AP is a devastating complication for the mother and her child. The prevalence of this diagnosis is higher among our local population. Despite these facts, few publications are available on this topic in the international literature from our part of the world. Till now no conclusive etiological reason has been found for a higher incidence of AP. Furthermore, the condition cannot be accurately predicted with high sensitivity and specificity. It is an observation that the incidence of AP in subsequent pregnancies rises with the risk of a higher incidence of poor feto-maternal outcome [34]. Once recognized, delivery should be scheduled when fetal lung maturity is obtained between 34 to 37 weeks for a desirable outcome [35].

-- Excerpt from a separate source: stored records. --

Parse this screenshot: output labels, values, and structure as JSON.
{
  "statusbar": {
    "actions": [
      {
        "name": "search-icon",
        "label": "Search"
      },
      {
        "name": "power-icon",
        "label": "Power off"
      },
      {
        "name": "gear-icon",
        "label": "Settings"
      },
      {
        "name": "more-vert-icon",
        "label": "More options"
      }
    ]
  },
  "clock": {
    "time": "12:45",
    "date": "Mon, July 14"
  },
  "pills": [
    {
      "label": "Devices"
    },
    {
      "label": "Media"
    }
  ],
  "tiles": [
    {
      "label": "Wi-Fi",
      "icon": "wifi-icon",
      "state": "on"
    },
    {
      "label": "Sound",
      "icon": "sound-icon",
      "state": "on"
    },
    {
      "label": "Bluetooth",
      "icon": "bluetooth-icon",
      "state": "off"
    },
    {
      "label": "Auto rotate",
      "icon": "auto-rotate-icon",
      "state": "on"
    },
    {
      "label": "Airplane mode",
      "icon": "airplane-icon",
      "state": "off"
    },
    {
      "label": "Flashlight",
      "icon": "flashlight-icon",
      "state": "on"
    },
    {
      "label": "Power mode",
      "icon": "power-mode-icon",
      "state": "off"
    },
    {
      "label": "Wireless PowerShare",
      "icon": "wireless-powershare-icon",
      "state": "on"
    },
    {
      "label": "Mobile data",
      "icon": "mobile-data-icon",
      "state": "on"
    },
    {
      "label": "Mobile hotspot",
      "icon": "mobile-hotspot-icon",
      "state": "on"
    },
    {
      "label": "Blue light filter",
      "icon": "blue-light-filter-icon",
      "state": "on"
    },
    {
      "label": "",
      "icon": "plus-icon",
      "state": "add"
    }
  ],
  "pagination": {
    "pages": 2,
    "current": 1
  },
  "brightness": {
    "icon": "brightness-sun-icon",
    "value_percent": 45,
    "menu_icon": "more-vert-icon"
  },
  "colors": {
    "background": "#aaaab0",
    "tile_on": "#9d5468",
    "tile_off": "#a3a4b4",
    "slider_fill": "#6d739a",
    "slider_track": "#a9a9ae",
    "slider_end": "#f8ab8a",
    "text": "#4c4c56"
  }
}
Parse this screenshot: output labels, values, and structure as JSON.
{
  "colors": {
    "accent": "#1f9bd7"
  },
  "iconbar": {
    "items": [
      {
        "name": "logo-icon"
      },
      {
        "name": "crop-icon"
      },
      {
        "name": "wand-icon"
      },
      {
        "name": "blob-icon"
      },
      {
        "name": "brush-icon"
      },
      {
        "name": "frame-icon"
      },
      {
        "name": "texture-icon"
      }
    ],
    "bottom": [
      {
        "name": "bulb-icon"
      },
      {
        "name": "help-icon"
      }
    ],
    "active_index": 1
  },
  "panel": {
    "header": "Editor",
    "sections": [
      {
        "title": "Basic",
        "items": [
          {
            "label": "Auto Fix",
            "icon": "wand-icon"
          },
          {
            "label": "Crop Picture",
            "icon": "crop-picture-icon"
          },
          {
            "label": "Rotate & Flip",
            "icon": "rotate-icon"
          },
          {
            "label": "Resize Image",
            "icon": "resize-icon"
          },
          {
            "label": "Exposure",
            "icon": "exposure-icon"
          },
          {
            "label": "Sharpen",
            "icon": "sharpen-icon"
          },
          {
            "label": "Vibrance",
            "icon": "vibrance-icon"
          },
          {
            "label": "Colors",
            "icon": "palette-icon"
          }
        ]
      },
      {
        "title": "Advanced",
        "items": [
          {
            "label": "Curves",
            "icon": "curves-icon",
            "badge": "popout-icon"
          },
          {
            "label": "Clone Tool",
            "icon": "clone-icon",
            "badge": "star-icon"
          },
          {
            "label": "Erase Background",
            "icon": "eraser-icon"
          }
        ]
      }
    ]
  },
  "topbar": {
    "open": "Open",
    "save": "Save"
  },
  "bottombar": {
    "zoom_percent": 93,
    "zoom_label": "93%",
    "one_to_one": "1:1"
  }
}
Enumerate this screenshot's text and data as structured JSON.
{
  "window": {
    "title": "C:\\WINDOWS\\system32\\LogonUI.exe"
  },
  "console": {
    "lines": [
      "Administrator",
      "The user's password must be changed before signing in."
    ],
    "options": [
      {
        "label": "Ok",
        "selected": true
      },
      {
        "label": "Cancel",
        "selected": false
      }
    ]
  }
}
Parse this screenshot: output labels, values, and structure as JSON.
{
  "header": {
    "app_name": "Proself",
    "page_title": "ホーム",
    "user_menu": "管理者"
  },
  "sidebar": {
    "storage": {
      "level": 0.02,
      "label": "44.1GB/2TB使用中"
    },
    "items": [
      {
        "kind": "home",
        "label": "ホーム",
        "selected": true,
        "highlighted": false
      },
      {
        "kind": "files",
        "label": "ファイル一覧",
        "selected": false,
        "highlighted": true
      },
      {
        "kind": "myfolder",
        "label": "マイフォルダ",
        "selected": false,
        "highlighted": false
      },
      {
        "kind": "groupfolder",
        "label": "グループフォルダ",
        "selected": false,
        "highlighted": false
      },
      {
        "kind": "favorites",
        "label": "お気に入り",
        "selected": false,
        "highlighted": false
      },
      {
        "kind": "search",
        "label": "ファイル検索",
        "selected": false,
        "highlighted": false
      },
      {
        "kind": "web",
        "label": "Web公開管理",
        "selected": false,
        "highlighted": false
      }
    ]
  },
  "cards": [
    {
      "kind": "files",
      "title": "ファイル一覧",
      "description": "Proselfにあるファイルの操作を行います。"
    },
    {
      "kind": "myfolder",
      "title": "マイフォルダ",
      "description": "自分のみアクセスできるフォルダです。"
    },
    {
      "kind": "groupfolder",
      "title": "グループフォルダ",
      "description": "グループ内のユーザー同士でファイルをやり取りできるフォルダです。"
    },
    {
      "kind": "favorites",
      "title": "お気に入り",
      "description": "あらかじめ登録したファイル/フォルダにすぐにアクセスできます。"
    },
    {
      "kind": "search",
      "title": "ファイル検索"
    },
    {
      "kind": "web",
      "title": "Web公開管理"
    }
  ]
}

The use of low molecular weight heparin has been found to improve pregnancy outcomes in women at risk of AP, irrespective of thrombophilia status [36]. There may be a role of heparin in improving pregnancy outcomes in diseases involving the uteroplacental interface [37]. However, this needs to be tested in large randomized trials.

Study limitations

The current study has a few limitations. First, this study was conducted in a single hospital so it may not represent the experience of most other hospitals across the city. Second, most patients recruited belonged to a low socioeconomic status with very similar risk profiles for AP. Finally, the study was based on a relatively small sample size with non-randomization of the sample, the odds ratio was not found, and the results obtained may not be generalized to larger population groups.

Conclusions

Hypertensive disorders frequently develop during pregnancy. AP often results in an unfavorable outcome for the mother and fetus. Our study results showed that there is a significant association of AP with advanced maternal age, PIH, gestational age, and parity.